Solved – Matrix notation for logistic regression

linear modellogisticnotationregression

In linear regression (squared loss), using matrix we have a very concise notation for the objective

$$\text{minimize}~~ \|Ax-b\|^2$$

Where $A$ is the data matrix, $x$ is the coefficients, and $b$ is the response.

Is there similar a matrix notation for logistic regression objective? All the notations I have seen cannot get rid of the sum over all data points (something like $\sum_{\text data} \text{L}_\text{logistic}(y,\beta^Tx)$).


EDIT: thanks for joceratops and AdamO's great answer. Their answer helped me to realize that another reason linear regression have a more concise notation is because the definition of the norm, which encapsulate the square and the sum or $e^\top e$. But in logistic loss, there is not such definition, which makes notation a little bit more complicated.

Best Answer

In linear regression the Maximize Likelihood Estimation (MLE) solution for estimating $x$ has the following closed form solution (assuming that A is a matrix with full column rank):

$$\hat{x}_\text{lin}=\underset{x}{\text{argmin}} \|Ax-b\|_2^2 = (A^TA)^{-1}A^Tb$$

This is read as "find the $x$ that minimizes the objective function, $\|Ax-b\|_2^2$". The nice thing about representing the linear regression objective function in this way is that we can keep everything in matrix notation and solve for $\hat{x}_\text{lin}$ by hand. As Alex R. mentions, in practice we often don't consider $(A^TA)^{-1}$ directly because it is computationally inefficient and $A$ often does not meet the full rank criteria. Instead, we turn to the Moore-Penrose pseudoinverse. The details of computationally solving for the pseudo-inverse can involve the Cholesky decomposition or the Singular Value Decomposition.

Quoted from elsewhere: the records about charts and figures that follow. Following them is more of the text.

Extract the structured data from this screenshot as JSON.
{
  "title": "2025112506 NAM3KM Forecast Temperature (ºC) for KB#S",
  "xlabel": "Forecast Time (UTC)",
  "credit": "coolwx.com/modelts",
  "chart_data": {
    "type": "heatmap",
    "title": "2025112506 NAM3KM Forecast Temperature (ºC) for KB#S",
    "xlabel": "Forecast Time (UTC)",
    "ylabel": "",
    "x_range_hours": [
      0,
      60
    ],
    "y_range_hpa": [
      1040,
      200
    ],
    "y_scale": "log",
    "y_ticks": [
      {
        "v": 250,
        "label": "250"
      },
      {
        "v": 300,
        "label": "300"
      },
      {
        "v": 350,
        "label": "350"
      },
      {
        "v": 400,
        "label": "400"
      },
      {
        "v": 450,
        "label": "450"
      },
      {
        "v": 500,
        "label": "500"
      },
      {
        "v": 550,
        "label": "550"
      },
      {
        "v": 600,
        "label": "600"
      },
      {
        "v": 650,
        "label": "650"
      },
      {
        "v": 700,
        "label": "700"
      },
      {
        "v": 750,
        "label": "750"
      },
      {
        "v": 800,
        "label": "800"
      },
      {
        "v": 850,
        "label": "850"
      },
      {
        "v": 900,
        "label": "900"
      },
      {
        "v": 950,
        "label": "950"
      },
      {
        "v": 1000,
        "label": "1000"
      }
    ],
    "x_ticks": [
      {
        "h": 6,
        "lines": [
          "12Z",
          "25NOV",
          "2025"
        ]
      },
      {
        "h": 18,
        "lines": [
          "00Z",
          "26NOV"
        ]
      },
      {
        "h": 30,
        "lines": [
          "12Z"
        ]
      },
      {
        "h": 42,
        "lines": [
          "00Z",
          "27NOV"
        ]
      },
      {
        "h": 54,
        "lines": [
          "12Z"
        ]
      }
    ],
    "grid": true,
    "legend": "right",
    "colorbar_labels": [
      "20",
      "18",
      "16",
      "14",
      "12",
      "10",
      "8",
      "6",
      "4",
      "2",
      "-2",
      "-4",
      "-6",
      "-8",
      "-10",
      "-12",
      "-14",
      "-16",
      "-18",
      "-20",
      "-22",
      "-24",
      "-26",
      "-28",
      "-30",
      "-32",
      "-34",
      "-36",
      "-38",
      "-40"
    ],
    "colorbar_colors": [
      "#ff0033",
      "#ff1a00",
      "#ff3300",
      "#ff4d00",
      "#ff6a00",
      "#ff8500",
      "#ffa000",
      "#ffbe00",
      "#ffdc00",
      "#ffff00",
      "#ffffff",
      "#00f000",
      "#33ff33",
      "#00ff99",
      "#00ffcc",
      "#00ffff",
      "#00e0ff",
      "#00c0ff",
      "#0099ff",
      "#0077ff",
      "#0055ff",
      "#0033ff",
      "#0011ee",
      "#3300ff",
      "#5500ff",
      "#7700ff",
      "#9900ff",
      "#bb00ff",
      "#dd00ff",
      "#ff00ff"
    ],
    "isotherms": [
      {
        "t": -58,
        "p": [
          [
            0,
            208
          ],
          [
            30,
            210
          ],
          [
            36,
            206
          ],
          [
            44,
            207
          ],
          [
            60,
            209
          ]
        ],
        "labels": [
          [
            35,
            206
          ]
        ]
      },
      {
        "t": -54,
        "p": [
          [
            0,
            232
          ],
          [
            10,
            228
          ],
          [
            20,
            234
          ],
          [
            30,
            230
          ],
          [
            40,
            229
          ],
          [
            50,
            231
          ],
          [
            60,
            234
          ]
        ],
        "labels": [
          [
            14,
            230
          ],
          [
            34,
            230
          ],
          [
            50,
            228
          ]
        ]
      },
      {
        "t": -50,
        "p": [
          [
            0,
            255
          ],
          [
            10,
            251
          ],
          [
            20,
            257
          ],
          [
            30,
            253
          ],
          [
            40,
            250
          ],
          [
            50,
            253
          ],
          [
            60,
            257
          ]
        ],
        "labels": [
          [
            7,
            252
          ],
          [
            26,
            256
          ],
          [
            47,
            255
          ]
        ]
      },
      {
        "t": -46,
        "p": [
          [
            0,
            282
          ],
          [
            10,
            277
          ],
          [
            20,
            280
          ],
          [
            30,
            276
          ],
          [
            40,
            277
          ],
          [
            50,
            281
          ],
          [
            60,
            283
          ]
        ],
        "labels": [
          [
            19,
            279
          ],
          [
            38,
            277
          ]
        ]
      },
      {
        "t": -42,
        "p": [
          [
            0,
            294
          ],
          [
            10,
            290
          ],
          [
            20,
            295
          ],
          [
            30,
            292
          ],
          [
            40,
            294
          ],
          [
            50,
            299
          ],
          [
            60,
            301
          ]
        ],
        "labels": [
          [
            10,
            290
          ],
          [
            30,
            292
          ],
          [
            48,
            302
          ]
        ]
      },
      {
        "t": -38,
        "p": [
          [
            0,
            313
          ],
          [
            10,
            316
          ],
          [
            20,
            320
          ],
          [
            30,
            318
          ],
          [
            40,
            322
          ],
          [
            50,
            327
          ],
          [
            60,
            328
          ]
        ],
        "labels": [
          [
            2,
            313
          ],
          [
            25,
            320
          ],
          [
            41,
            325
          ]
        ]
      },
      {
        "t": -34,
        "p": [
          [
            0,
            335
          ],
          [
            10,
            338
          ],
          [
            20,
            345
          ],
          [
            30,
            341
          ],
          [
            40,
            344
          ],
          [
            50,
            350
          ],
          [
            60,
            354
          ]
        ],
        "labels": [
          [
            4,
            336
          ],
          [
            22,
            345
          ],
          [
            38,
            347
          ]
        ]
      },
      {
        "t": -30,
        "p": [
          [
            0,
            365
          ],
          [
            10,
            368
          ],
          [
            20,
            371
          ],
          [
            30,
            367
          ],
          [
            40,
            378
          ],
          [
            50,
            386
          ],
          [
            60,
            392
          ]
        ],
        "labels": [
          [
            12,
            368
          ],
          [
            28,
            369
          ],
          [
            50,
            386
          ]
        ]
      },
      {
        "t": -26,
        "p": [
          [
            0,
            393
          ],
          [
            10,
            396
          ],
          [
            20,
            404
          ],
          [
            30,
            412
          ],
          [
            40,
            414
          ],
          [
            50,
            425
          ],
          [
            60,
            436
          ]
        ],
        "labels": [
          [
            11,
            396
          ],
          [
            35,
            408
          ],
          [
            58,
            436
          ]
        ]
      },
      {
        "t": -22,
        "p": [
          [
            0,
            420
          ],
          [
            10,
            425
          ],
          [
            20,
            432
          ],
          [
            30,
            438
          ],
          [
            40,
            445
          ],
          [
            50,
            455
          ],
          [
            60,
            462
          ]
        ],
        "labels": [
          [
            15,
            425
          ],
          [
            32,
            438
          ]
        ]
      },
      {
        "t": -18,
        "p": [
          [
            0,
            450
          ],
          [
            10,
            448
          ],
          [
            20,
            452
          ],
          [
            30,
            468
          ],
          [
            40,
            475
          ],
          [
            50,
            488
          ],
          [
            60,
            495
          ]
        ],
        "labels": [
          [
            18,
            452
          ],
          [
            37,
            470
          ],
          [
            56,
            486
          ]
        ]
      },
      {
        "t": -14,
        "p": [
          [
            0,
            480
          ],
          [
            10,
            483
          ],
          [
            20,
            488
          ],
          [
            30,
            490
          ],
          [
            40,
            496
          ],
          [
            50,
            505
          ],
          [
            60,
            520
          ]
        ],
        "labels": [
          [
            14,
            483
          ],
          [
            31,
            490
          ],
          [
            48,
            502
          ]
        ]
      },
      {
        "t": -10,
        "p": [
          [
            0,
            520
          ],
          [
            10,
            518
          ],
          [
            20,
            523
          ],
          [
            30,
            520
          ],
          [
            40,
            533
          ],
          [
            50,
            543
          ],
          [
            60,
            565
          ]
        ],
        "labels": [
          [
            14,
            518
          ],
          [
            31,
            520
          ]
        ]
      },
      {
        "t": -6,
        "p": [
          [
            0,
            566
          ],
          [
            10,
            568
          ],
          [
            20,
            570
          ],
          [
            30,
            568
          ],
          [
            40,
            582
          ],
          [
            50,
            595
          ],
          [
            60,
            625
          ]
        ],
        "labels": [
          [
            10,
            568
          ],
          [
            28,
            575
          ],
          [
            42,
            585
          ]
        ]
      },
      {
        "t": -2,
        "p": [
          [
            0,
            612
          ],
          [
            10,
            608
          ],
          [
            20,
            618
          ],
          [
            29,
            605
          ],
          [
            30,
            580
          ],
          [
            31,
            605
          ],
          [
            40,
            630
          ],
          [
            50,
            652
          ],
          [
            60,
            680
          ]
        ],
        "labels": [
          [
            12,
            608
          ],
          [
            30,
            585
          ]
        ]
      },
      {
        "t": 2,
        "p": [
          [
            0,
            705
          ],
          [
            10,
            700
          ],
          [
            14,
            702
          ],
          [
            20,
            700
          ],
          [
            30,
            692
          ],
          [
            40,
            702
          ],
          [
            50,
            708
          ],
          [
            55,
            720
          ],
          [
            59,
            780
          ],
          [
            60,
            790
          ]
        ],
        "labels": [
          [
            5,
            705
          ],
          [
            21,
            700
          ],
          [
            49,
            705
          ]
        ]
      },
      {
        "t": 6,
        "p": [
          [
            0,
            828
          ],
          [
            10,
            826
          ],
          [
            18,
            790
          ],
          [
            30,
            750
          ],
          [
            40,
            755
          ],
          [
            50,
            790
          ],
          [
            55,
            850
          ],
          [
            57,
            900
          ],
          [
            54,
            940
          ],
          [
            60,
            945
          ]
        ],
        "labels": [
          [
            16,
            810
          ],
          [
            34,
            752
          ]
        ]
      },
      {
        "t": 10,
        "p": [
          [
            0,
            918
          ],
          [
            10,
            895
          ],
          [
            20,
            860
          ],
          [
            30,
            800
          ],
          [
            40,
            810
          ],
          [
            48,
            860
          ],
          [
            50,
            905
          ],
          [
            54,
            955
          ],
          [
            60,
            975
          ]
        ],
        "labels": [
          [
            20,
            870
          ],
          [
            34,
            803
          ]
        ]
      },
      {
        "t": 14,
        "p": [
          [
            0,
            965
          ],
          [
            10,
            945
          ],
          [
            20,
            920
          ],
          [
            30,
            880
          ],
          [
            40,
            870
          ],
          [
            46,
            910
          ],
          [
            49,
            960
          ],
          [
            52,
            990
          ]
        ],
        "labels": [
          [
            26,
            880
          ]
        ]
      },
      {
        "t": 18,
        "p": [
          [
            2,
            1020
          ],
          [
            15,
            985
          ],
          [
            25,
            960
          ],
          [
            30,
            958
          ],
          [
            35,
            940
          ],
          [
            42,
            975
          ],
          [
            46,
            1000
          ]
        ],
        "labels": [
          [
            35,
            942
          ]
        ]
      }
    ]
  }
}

Alternatively, the MLE solution for estimating the coefficients in logistic regression is:

$$\hat{x}_\text{log} = \underset{x}{\text{argmin}} \sum_{i=1}^{N} y^{(i)}\log(1+e^{-x^Ta^{(i)}}) + (1-y^{(i)})\log(1+e^{x^T a^{(i)}})$$

where (assuming each sample of data is stored row-wise):

$x$ is a vector represents regression coefficients

$a^{(i)}$ is a vector represents the $i^{th}$ sample/ row in data matrix $A$

$y^{(i)}$ is a scalar in $\{0, 1\}$, and the $i^{th}$ label corresponding to the $i^{th}$ sample

$N$ is the number of data samples / number of rows in data matrix $A$.

Again, this is read as "find the $x$ that minimizes the objective function".

If you wanted to, you could take it a step further and represent $\hat{x}_\text{log}$ in matrix notation as follows:

$$ \hat{x}_\text{log} = \underset{x}{\text{argmin}} \begin{bmatrix} 1 & (1-y^{(1)}) \\ \vdots & \vdots \\ 1 & (1-y^{(N)})\\\end{bmatrix} \begin{bmatrix} \log(1+e^{-x^Ta^{(1)}}) & ... & \log(1+e^{-x^Ta^{(N)}}) \\\log(1+e^{x^Ta^{(1)}}) & ... & \log(1+e^{x^Ta^{(N)}}) \end{bmatrix} $$

but you don't gain anything from doing this. Logistic regression does not have a closed form solution and does not gain the same benefits as linear regression does by representing it in matrix notation. To solve for $\hat{x}_\text{log}$ estimation techniques such as gradient descent and the Newton-Raphson method are used. Through using some of these techniques (i.e. Newton-Raphson), $\hat{x}_\text{log}$ is approximated and is represented in matrix notation (see link provided by Alex R.).